Jack is a (real) photographer and is usually the one snapping the pics. Although no substitute for his talented photography I was nevertheless pleased that I got some half decent shots of him riding.
By Ann Driggers
Sunday, February 8, 2009
Now brace yourselves. This is going to be a bit of a shocker. I actually spent one day of my weekend not skiing. Yep that’s right, NOT skiing! Instead I went trail running. Or rather trail slopping, slipping and sliding. The warm temperatures that have trashed the snowpack and turned me away from the mountains until the next storm, have also created a muddy, icy, snowy mess of our beautiful high desert trails. However, I was oblivious until Tikka and I set off to do one of our favorite runs on Saturday morning.

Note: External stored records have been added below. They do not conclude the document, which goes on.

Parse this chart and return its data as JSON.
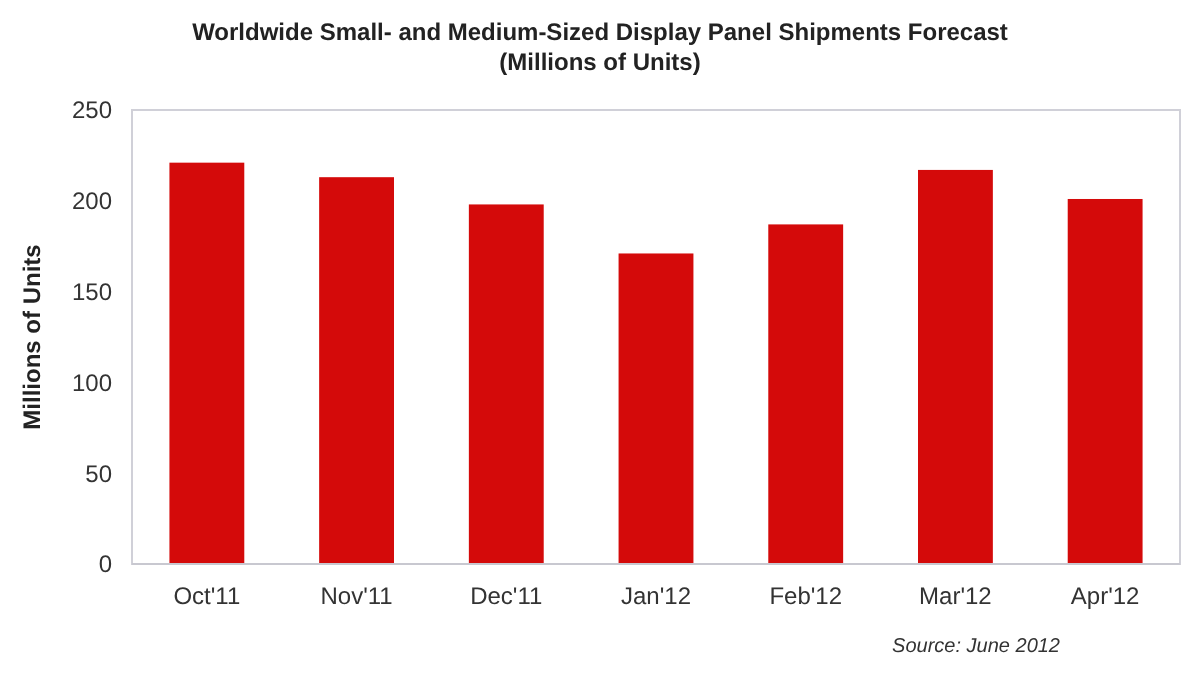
{
  "chart_data": {
    "type": "bar",
    "title": "Worldwide Small- and Medium-Sized Display Panel Shipments Forecast",
    "subtitle": "(Millions of Units)",
    "ylabel": "Millions of Units",
    "categories": [
      "Oct'11",
      "Nov'11",
      "Dec'11",
      "Jan'12",
      "Feb'12",
      "Mar'12",
      "Apr'12"
    ],
    "values": [
      221,
      213,
      198,
      171,
      187,
      217,
      201
    ],
    "color": "#d40a0a",
    "ylim": [
      0,
      250
    ],
    "yticks": [
      0,
      50,
      100,
      150,
      200,
      250
    ],
    "grid": false,
    "annotations": [
      "Source: June 2012"
    ]
  }
}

Devils Canyon trail in the McInnis Canyons NCA
McInnis Canyons National Conservation Area has many great trails including mine and Tikka’s favorite, the Devils Canyon loop. At about 7 miles with 800 feet of climbing over rolling terrain it’s a great little run. Plus it follows the stream for at least a mile so there’s plenty of water for dogs. And the scenery is outstanding. After the first short stretch of graveled and dry trail we dipped into the canyon narrows. The floor of the canyon was either rock or ice, not a bad running surface, though Tikka was a little disappointed at finding her wallowing holes frozen over. But as soon as we climbed out of the canyon floor, up into P & J (pinyon and juniper) country, the trail became a slick and gloppy mess.

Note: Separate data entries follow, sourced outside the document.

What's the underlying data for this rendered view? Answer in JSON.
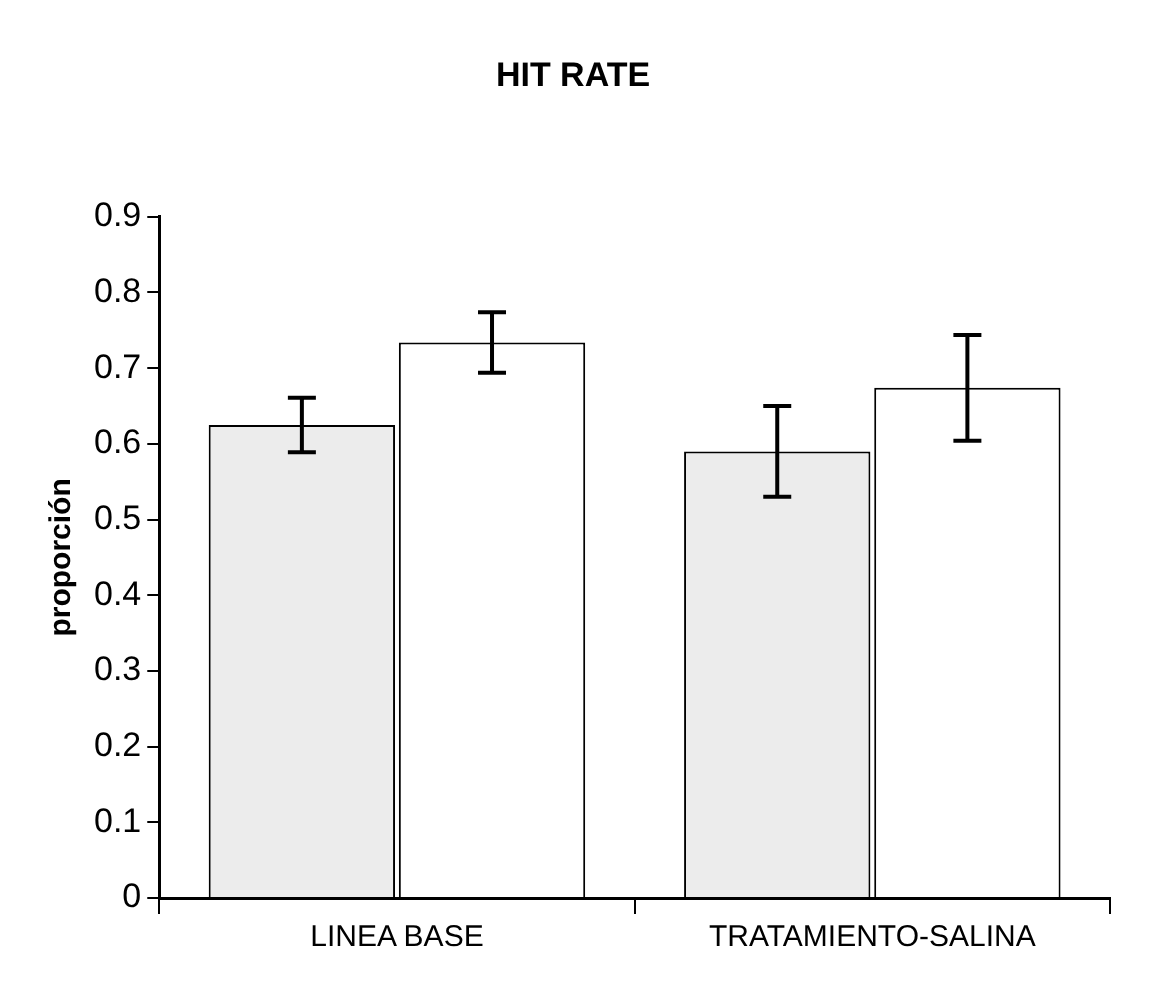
{
  "chart_data": {
    "type": "bar",
    "title": "HIT RATE",
    "ylabel": "proporción",
    "categories": [
      "LINEA BASE",
      "TRATAMIENTO-SALINA"
    ],
    "series": [
      {
        "color": "#ececec",
        "values": [
          0.625,
          0.59
        ],
        "errors": [
          0.036,
          0.06
        ]
      },
      {
        "color": "#ffffff",
        "values": [
          0.734,
          0.674
        ],
        "errors": [
          0.04,
          0.07
        ]
      }
    ],
    "ylim": [
      0,
      0.9
    ],
    "yticks": [
      0,
      0.1,
      0.2,
      0.3,
      0.4,
      0.5,
      0.6,
      0.7,
      0.8,
      0.9
    ],
    "grid": false,
    "legend": false
  }
}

Tikka doesn't care about the mud.
Alternating between ice, snow, mud, and occasionally, but not enough, dry single track, I tentatively skidded my way around the loop. Tikka, of course, couldn't have cared less. Although I didn’t get my usual work out, the slow going was a great excuse to stop often, cast my eyes up the towering red rock canyon walls and poke around the old sheep herders cabin at the trails turning point.
Old sheep herders cabin towards the head of the canyon.
It seems mud season has officially begun. So if you go out, be prepared. Have the garden hose at the ready for your return. It will likely take as long to clean up as it does to run the trail. As for me, this 'not skiing' malarky doesn't sit well in winter. Hurry up storm, we need more powder.